The one thing they should definitely take out of GCN (not sure of my wordinghere ... I mean use GCN ROPs) is the ROPs that seems way more efficient than the ones in previous architecture.
Overall I could see something in many regard closer to HD69xx (or what is in Trinity) than to the discrete GPU AMD ships nowadays.
If my goal were to be really cheap I would make quiet some trade off to get the chip at 185mm^2 (or just below). Those trade off save money and that could be the part engineers could not compromise on whereas the amount of performance lost would be minimal in percent vs say the ~220mm^2 GPU/chip (GCN based) I were discussing at the beginning of my post.
Actually I would go as far as cutting the amount of SIMD to 10 if needed. Which looking at the rumors we have could mean that 2 SIMDs are include on the CPU die. Again it would possibly less optimal but looking at costs as the primary driver for the system...
Edit actually I could see them using GCN as Compute performance could be more relevant.
In which case, MSFT could end with something like that (I'm not pretending that it would have not impact on performance, I'm arguing it would have a reasonable impact):
1 ~185mm^2 chip including the GPU and the scratchpad memory.
2 80/90mm^2 chips including the 8 jaguar cores and the L2 and a 2 SIMD GPU.
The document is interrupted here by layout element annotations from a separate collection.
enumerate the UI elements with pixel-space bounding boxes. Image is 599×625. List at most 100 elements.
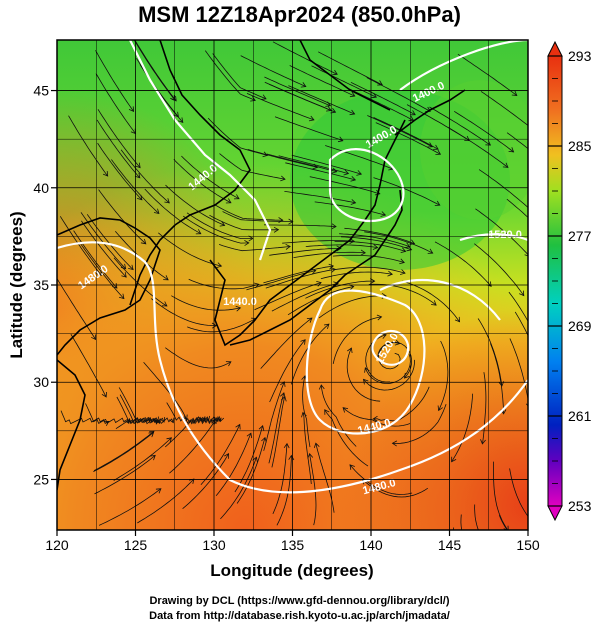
streamline — [302, 412, 312, 485]
streamline-arrowhead — [285, 243, 291, 250]
streamline-arrowhead — [410, 110, 416, 116]
streamline-arrowhead — [328, 263, 335, 270]
y-tick-label: 35 — [33, 277, 49, 293]
streamline — [506, 132, 528, 150]
streamline-arrowhead — [199, 416, 206, 422]
streamline — [309, 453, 317, 526]
streamline — [332, 316, 382, 364]
streamline — [60, 410, 109, 425]
streamline — [212, 53, 267, 100]
streamline — [334, 240, 406, 252]
streamline-arrowhead — [252, 456, 258, 463]
colorbar-tick-label: 277 — [568, 228, 592, 244]
streamline — [97, 142, 143, 201]
streamline — [182, 453, 229, 510]
streamline-arrowhead — [371, 92, 377, 99]
streamline-arrowhead — [399, 258, 405, 265]
streamline — [363, 359, 415, 391]
streamline-arrowhead — [372, 244, 379, 250]
streamline-arrowhead — [128, 264, 134, 271]
streamline-arrowhead — [235, 423, 241, 430]
streamline-arrowhead — [261, 436, 267, 443]
streamline — [325, 145, 394, 170]
streamline — [144, 188, 201, 235]
streamline — [171, 295, 241, 311]
colorbar: 293 285 277 269 261 253 — [547, 40, 592, 522]
streamline — [480, 91, 528, 126]
streamline — [181, 155, 240, 200]
streamline-arrowhead — [318, 384, 325, 390]
streamline — [269, 339, 306, 403]
streamline-arrowhead — [124, 418, 130, 425]
streamline-arrowhead — [406, 245, 413, 252]
streamline-arrowhead — [168, 417, 175, 424]
contour-label: 1520.0 — [488, 229, 522, 241]
streamline — [373, 386, 430, 422]
streamline-arrowhead — [280, 175, 286, 182]
streamline — [318, 295, 387, 319]
streamline-arrowhead — [404, 242, 411, 249]
streamline — [263, 224, 337, 227]
streamline-arrowhead — [140, 238, 147, 245]
streamline-arrowhead — [214, 416, 221, 423]
y-tick-label: 30 — [33, 374, 49, 390]
streamline — [247, 149, 318, 168]
streamline-arrowhead — [91, 334, 97, 341]
streamline-arrowhead — [204, 415, 210, 422]
streamline — [246, 93, 315, 121]
streamline-arrowhead — [326, 106, 332, 112]
x-tick-label: 140 — [359, 537, 383, 553]
streamline-arrowhead — [216, 262, 223, 268]
streamline — [268, 392, 285, 464]
streamline-arrowhead — [356, 170, 363, 176]
y-axis-label: Latitude (degrees) — [7, 211, 26, 358]
streamline — [474, 243, 525, 296]
streamline — [219, 153, 286, 180]
credit-drawing: Drawing by DCL (https://www.gfd-dennou.o… — [149, 595, 450, 607]
streamline-arrowhead — [235, 305, 242, 312]
streamline — [311, 65, 377, 98]
streamline — [264, 81, 332, 111]
streamline — [508, 291, 528, 322]
contour-label: 1440.0 — [223, 296, 257, 308]
streamline-arrowhead — [96, 270, 102, 277]
streamline — [98, 488, 162, 526]
streamline-arrowhead — [103, 421, 110, 426]
streamline — [95, 73, 136, 134]
y-tick-label: 45 — [33, 83, 49, 99]
streamline-arrowhead — [177, 117, 184, 123]
streamline-arrowhead — [118, 293, 125, 300]
streamline-arrowhead — [502, 162, 509, 168]
streamline-arrowhead — [323, 323, 330, 330]
streamline — [68, 115, 109, 177]
streamline-arrowhead — [121, 272, 127, 278]
streamline — [173, 159, 232, 204]
streamline-arrowhead — [349, 91, 356, 98]
streamline — [477, 318, 503, 386]
streamline-arrowhead — [537, 527, 542, 532]
streamline-arrowhead — [433, 144, 439, 150]
streamline-arrowhead — [504, 559, 509, 564]
streamline — [93, 432, 154, 473]
streamline — [309, 176, 380, 195]
streamline-arrowhead — [435, 149, 442, 155]
streamline-arrowhead — [150, 454, 156, 461]
streamline-arrowhead — [427, 142, 433, 148]
streamline-arrowhead — [261, 94, 267, 100]
streamline — [498, 515, 508, 530]
streamline — [269, 247, 341, 256]
streamline-arrowhead — [224, 453, 229, 459]
streamline-arrowhead — [280, 392, 286, 398]
streamline-arrowhead — [164, 198, 170, 204]
streamline — [266, 153, 337, 173]
colorbar-tick-label: 293 — [568, 48, 592, 64]
x-axis-label: Longitude (degrees) — [210, 561, 373, 580]
streamline — [364, 231, 433, 254]
streamline — [474, 504, 479, 530]
streamline — [93, 430, 155, 471]
streamline — [186, 212, 253, 240]
streamline — [236, 437, 266, 504]
streamline — [366, 77, 431, 112]
streamline-arrowhead — [195, 229, 202, 235]
streamline — [482, 372, 487, 444]
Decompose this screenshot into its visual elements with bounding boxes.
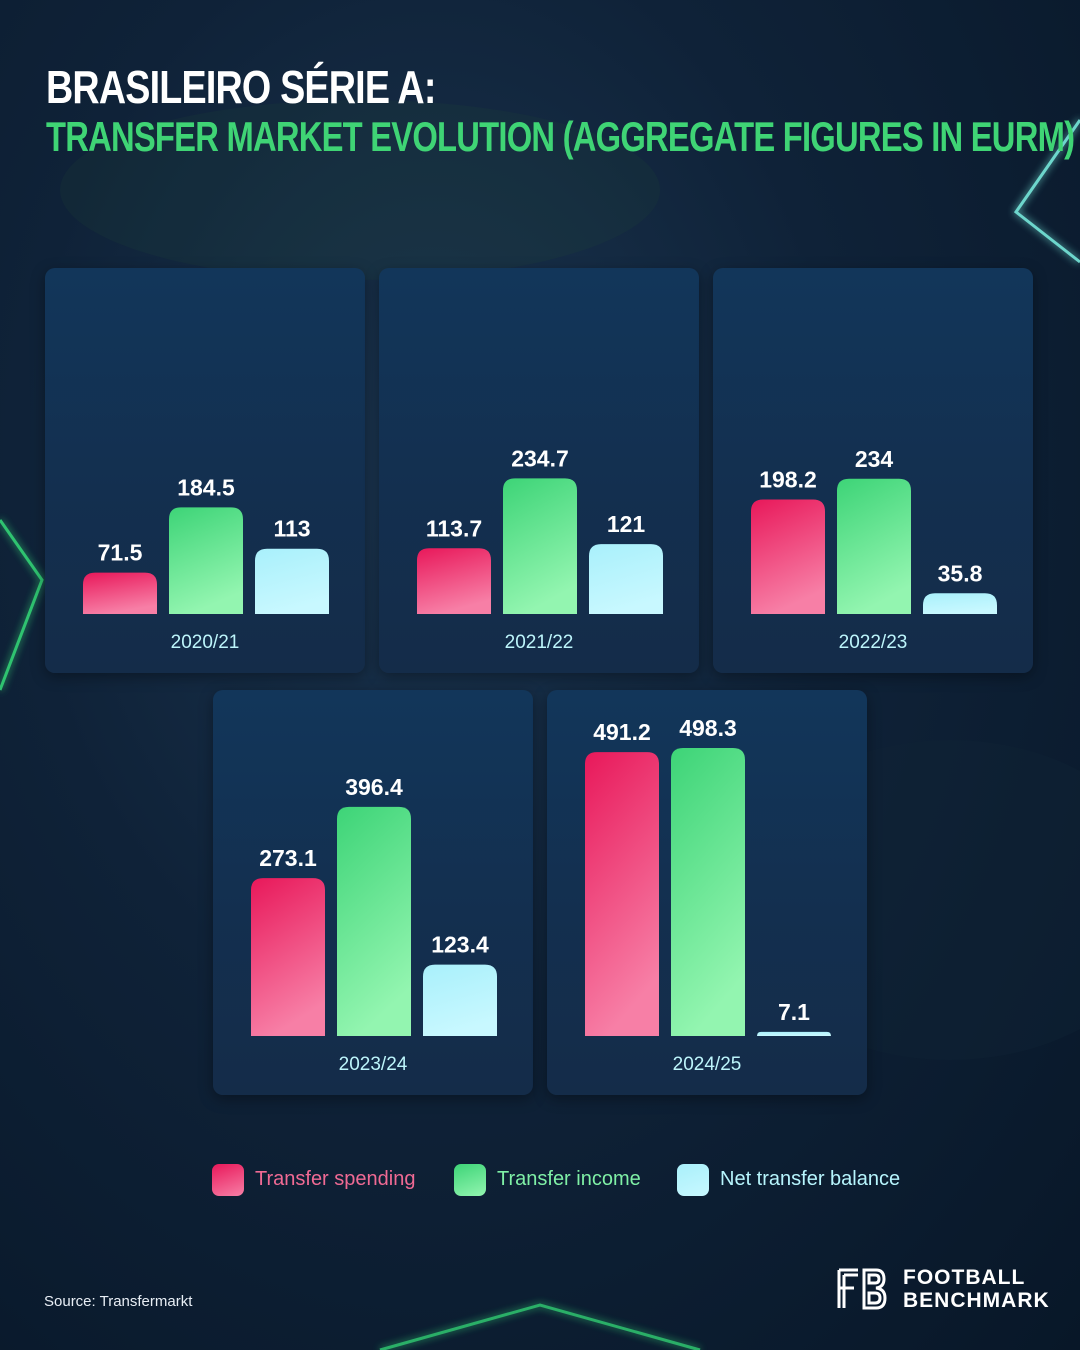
logo-line-2: BENCHMARK xyxy=(903,1289,1050,1312)
income-bar xyxy=(337,806,411,1036)
net-balance-bar xyxy=(589,544,663,614)
data-label: 396.4 xyxy=(345,774,403,800)
title-block: BRASILEIRO SÉRIE A: TRANSFER MARKET EVOL… xyxy=(46,61,1075,162)
net-balance-bar xyxy=(255,548,329,614)
data-label: 491.2 xyxy=(593,719,651,745)
season-label: 2024/25 xyxy=(672,1054,742,1075)
logo-text: FOOTBALL BENCHMARK xyxy=(903,1266,1050,1312)
legend-label: Transfer spending xyxy=(255,1168,416,1190)
bar-chart: 71.5 184.5 113 xyxy=(83,474,329,614)
data-label: 121 xyxy=(607,511,646,537)
spending-bar xyxy=(83,572,157,614)
income-bar xyxy=(671,748,745,1036)
legend: Transfer spending Transfer income Net tr… xyxy=(212,1164,912,1198)
panel-2022-23: 198.2 234 35.8 2022/23 xyxy=(713,268,1033,673)
fb-logo-icon xyxy=(837,1268,887,1310)
data-label: 184.5 xyxy=(177,474,235,500)
income-bar xyxy=(169,507,243,614)
data-label: 35.8 xyxy=(938,560,983,586)
data-label: 273.1 xyxy=(259,845,317,871)
panel-2024-25: 491.2 498.3 7.1 2024/25 xyxy=(547,690,867,1095)
data-label: 234 xyxy=(855,446,894,472)
net-balance-bar xyxy=(757,1031,831,1036)
legend-label: Transfer income xyxy=(497,1168,641,1190)
legend-label: Net transfer balance xyxy=(720,1168,901,1190)
legend-swatch-net xyxy=(677,1164,709,1196)
data-label: 113.7 xyxy=(426,515,482,541)
income-bar xyxy=(503,478,577,614)
data-label: 113 xyxy=(273,516,310,542)
bar-chart: 491.2 498.3 7.1 xyxy=(585,715,831,1036)
data-label: 234.7 xyxy=(511,445,569,471)
legend-swatch-spending xyxy=(212,1164,244,1196)
season-label: 2020/21 xyxy=(170,632,240,653)
panel-2021-22: 113.7 234.7 121 2021/22 xyxy=(379,268,699,673)
data-label: 71.5 xyxy=(98,540,143,566)
bar-chart: 273.1 396.4 123.4 xyxy=(251,774,497,1036)
income-bar xyxy=(837,478,911,614)
legend-swatch-income xyxy=(454,1164,486,1196)
spending-bar xyxy=(585,752,659,1036)
football-benchmark-logo: FOOTBALL BENCHMARK xyxy=(836,1266,1049,1314)
season-label: 2021/22 xyxy=(504,632,574,653)
spending-bar xyxy=(251,878,325,1036)
season-label: 2022/23 xyxy=(838,632,908,653)
bar-chart: 198.2 234 35.8 xyxy=(751,446,997,614)
net-balance-bar xyxy=(423,964,497,1036)
bar-chart: 113.7 234.7 121 xyxy=(417,445,663,614)
data-label: 198.2 xyxy=(759,466,817,492)
panel-2020-21: 71.5 184.5 113 2020/21 xyxy=(45,268,365,673)
spending-bar xyxy=(751,499,825,614)
data-label: 7.1 xyxy=(778,999,810,1025)
season-label: 2023/24 xyxy=(338,1054,408,1075)
spending-bar xyxy=(417,548,491,614)
chart-title: BRASILEIRO SÉRIE A: xyxy=(46,61,436,113)
data-label: 498.3 xyxy=(679,715,737,741)
logo-line-1: FOOTBALL xyxy=(903,1266,1026,1289)
data-label: 123.4 xyxy=(431,932,489,958)
chart-subtitle: TRANSFER MARKET EVOLUTION (AGGREGATE FIG… xyxy=(46,113,1075,160)
panel-2023-24: 273.1 396.4 123.4 2023/24 xyxy=(213,690,533,1095)
source-note: Source: Transfermarkt xyxy=(44,1293,193,1310)
net-balance-bar xyxy=(923,593,997,614)
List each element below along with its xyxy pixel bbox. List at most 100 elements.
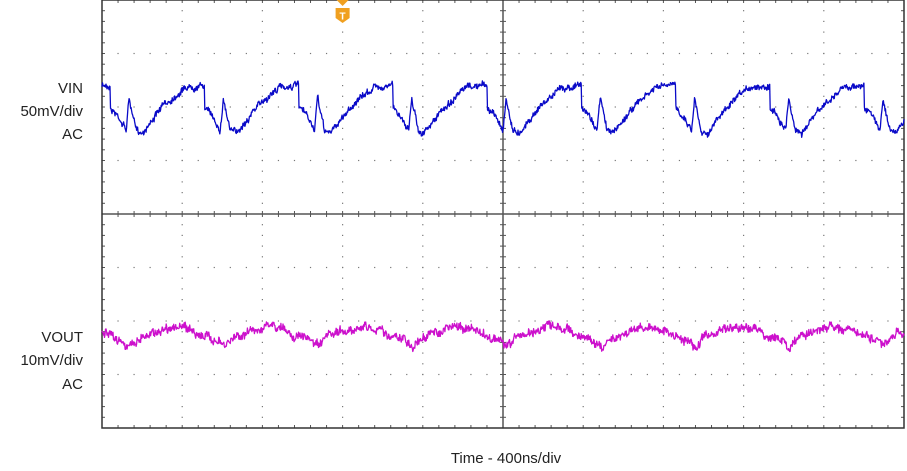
grid-dot xyxy=(823,138,825,140)
grid-dot xyxy=(710,320,713,322)
grid-dot xyxy=(823,352,825,354)
grid-dot xyxy=(422,31,424,33)
grid-dot xyxy=(181,373,183,376)
trigger-shield-icon xyxy=(335,8,350,23)
grid-dot xyxy=(422,363,424,365)
grid-dot xyxy=(261,63,263,65)
grid-dot xyxy=(710,52,713,55)
grid-dot xyxy=(582,85,584,87)
grid-dot xyxy=(662,192,664,194)
grid-dot xyxy=(823,149,825,151)
grid-dot xyxy=(133,320,135,322)
grid-dot xyxy=(743,149,745,151)
grid-dot xyxy=(823,202,825,204)
grid-dot xyxy=(181,395,183,397)
grid-dot xyxy=(743,52,745,55)
traces xyxy=(101,80,905,353)
grid-dot xyxy=(887,52,889,55)
grid-dot xyxy=(342,181,344,183)
grid-dot xyxy=(566,106,568,108)
grid-dot xyxy=(422,395,424,397)
grid-dot xyxy=(454,159,456,162)
grid-dot xyxy=(743,352,745,354)
grid-dot xyxy=(662,256,664,258)
grid-dot xyxy=(133,159,135,162)
grid-dot xyxy=(245,106,247,108)
grid-dot xyxy=(342,363,344,365)
grid-dot xyxy=(261,10,263,12)
grid-dot xyxy=(438,106,440,108)
grid-dot xyxy=(743,63,745,65)
grid-dot xyxy=(855,266,857,269)
grid-dot xyxy=(245,159,247,162)
grid-dot xyxy=(149,373,151,376)
grid-dot xyxy=(358,266,360,269)
grid-dot xyxy=(855,159,857,162)
grid-dot xyxy=(486,373,488,376)
grid-dot xyxy=(582,363,584,365)
grid-dot xyxy=(598,159,600,162)
grid-dot xyxy=(422,299,424,301)
grid-dot xyxy=(342,149,344,151)
grid-dot xyxy=(775,159,777,162)
grid-dot xyxy=(678,266,681,269)
grid-dot xyxy=(678,52,681,55)
grid-dot xyxy=(342,52,344,55)
grid-dot xyxy=(422,373,424,376)
grid-dot xyxy=(165,266,167,269)
grid-dot xyxy=(422,266,424,269)
grid-dot xyxy=(743,85,745,87)
grid-dot xyxy=(550,159,552,162)
vout-trace xyxy=(101,320,905,353)
grid-dot xyxy=(470,373,472,376)
grid-dot xyxy=(390,52,392,55)
grid-dot xyxy=(807,106,809,108)
grid-dot xyxy=(582,31,584,33)
grid-dot xyxy=(743,363,745,365)
grid-dot xyxy=(342,299,344,301)
grid-dot xyxy=(181,320,183,322)
grid-dot xyxy=(823,416,825,418)
x-axis-label: Time - 400ns/div xyxy=(451,450,562,467)
grid-dot xyxy=(743,159,745,162)
grid-dot xyxy=(342,416,344,418)
grid-dot xyxy=(743,406,745,408)
ch2-scale: 10mV/div xyxy=(20,352,83,369)
grid-dot xyxy=(422,331,424,333)
grid-dot xyxy=(518,52,520,55)
plot-border xyxy=(101,0,905,429)
grid-dot xyxy=(743,138,745,140)
grid-dot xyxy=(662,341,664,343)
grid-dot xyxy=(582,277,584,279)
grid-dot xyxy=(406,373,408,376)
grid-dot xyxy=(181,52,183,55)
grid-dot xyxy=(181,384,183,386)
grid-dot xyxy=(149,159,151,162)
grid-dot xyxy=(149,106,151,108)
grid-dot xyxy=(582,63,584,65)
grid-dot xyxy=(406,320,408,322)
grid-dot xyxy=(406,266,408,269)
grid-dot xyxy=(309,159,312,162)
grid-dot xyxy=(117,52,119,55)
grid-dot xyxy=(775,373,777,376)
grid-dot xyxy=(438,159,440,162)
grid-dot xyxy=(582,74,584,76)
grid-dot xyxy=(582,52,584,55)
grid-dot xyxy=(823,245,825,247)
grid-dot xyxy=(165,106,167,108)
grid-dot xyxy=(197,320,199,322)
grid-dot xyxy=(694,266,697,269)
grid-dot xyxy=(406,52,408,55)
grid-dot xyxy=(582,192,584,194)
grid-dot xyxy=(582,245,584,247)
grid-dot xyxy=(342,245,344,247)
grid-dot xyxy=(582,117,584,119)
trigger-marker: T xyxy=(335,0,350,23)
grid-dot xyxy=(181,277,183,279)
grid-dot xyxy=(342,234,344,236)
grid-dot xyxy=(598,266,600,269)
grid-dot xyxy=(181,159,183,162)
grid-dot xyxy=(374,266,376,269)
grid-dot xyxy=(342,127,344,129)
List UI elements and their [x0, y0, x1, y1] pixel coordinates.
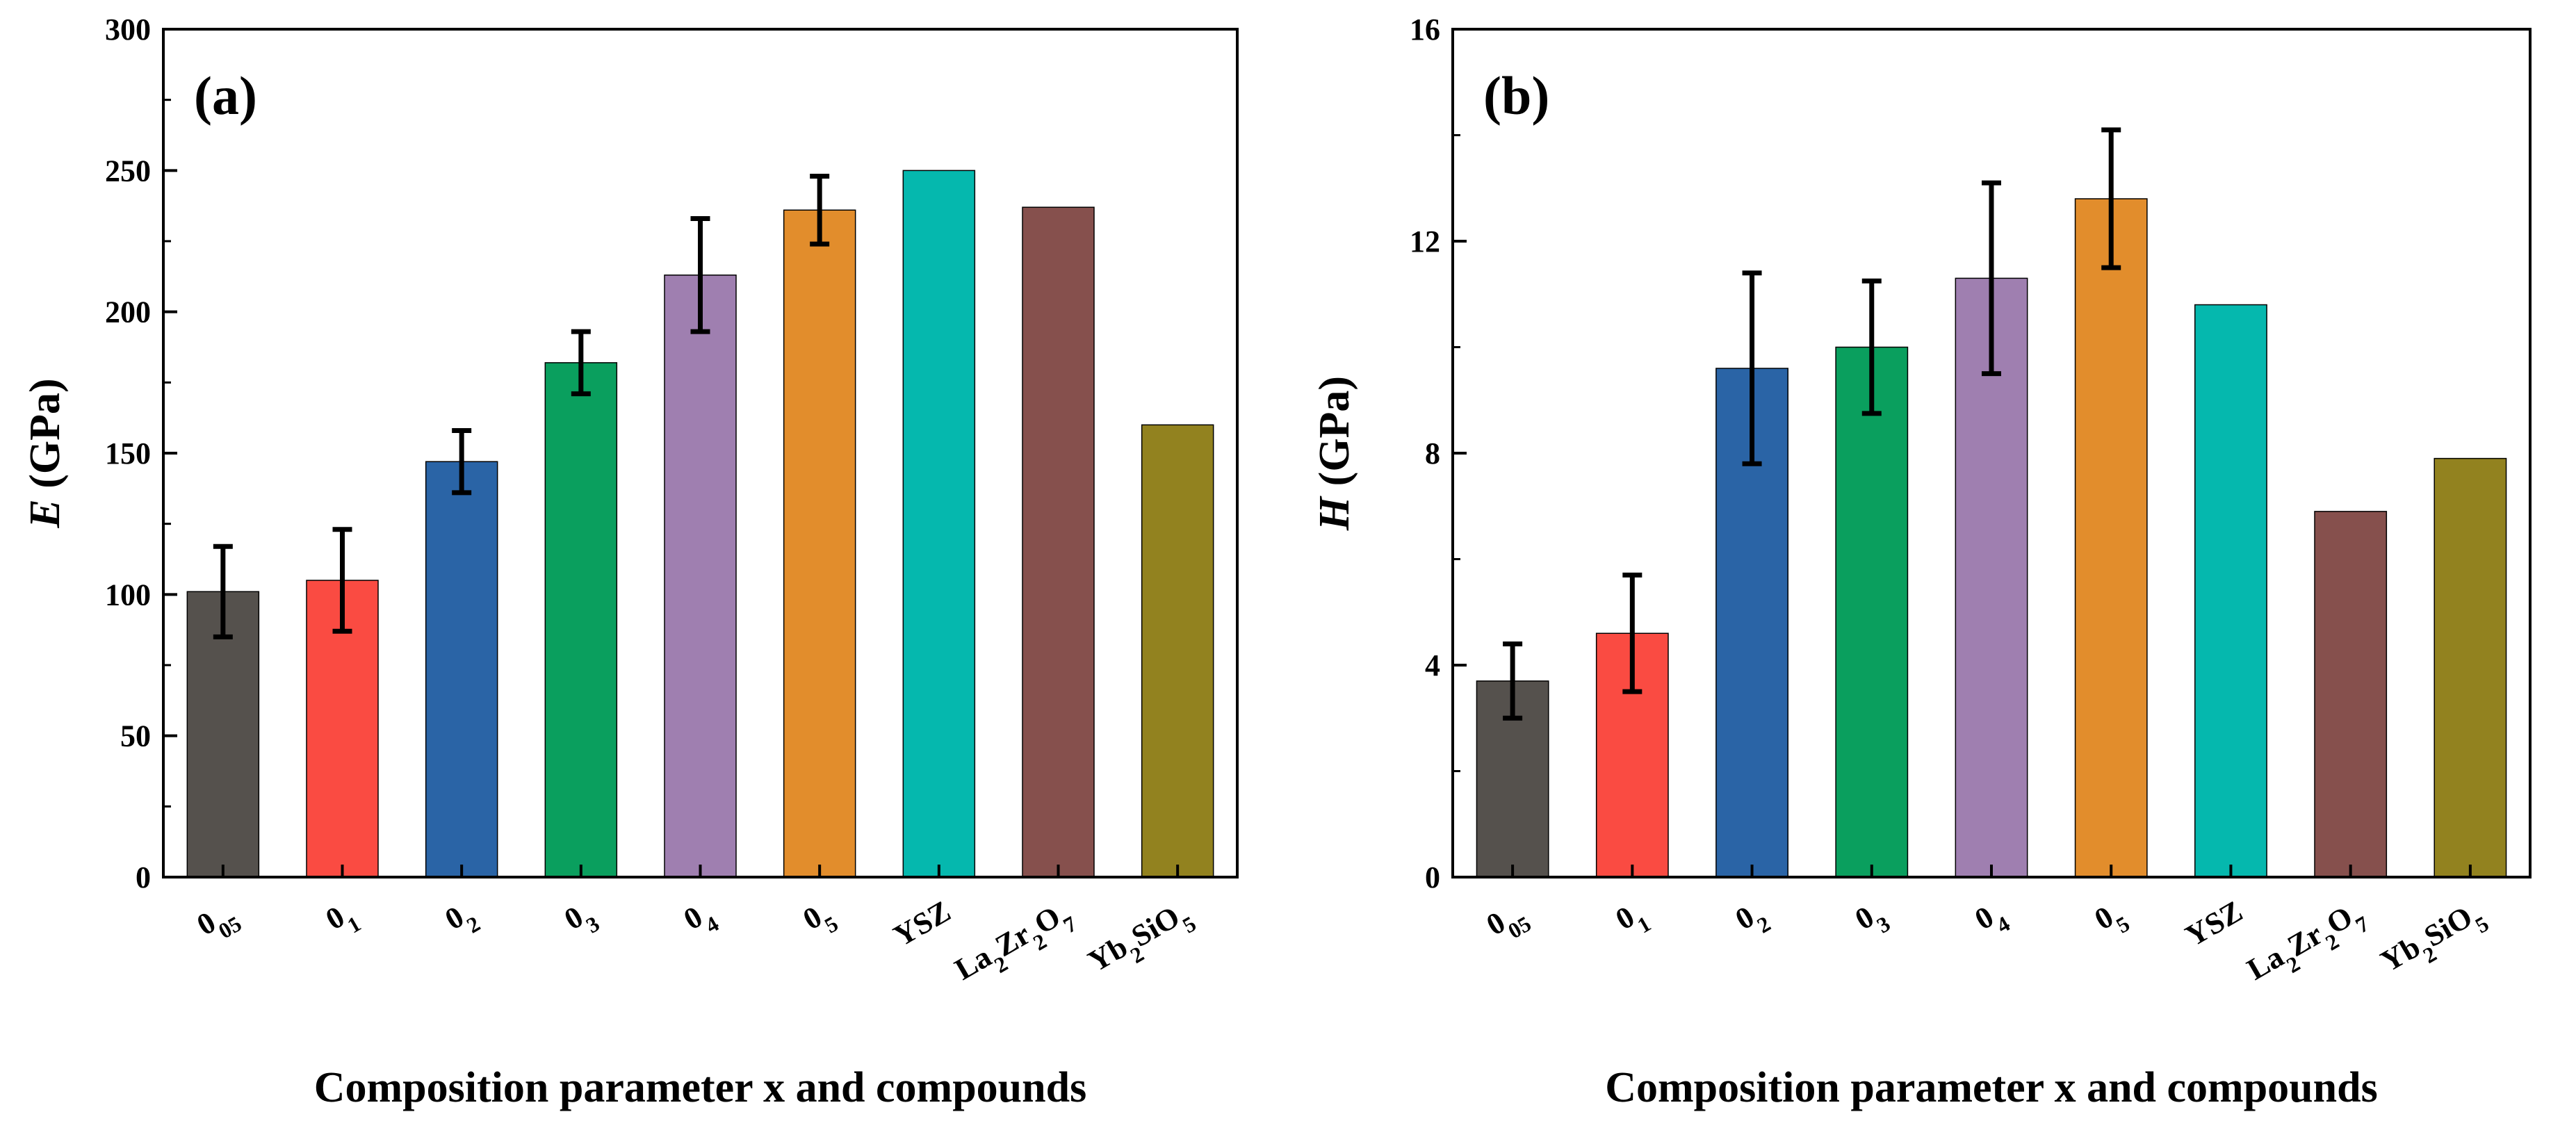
p2-xtick-label-3: 03: [1850, 894, 1895, 945]
p1-ytick-label-2: 100: [105, 578, 151, 612]
p2-xtick-label-4: 04: [1969, 894, 2014, 945]
p2-xtick-label-0: 005: [1481, 894, 1535, 951]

Now along with DDR3 I could see MSFT pretty replace the existing 360 SKUs (may be not the arcade if they want the HDD to be standard which I would wish) with the new system keeping the pricing structure and subsiding the difference in BOM between those products.
To me the kind of specs were hear about Durango hints at a pretty aggressive pricing strategy.
Edit If IO are an issue and if it doable to connect 8GB to a 192 bit bus (looking at some pc shipping with bobcat APU so 64 bit bus along with 4 GB of RAM it should be doable) I would make that trade off too. Definitely looking at the GPU (# of ROPS and ALUs and the amount of bandwidth the scratchpad is supposed to provide) it is unclear to which extend a lesser amount of bandwidth to the main RAM would alter performances /+60GB/s sounds a bit over kill
Edit 2 None of that efforts/arbitrations may have been needed depending on the actual size of the scratchpad + move engines still it could impact IO.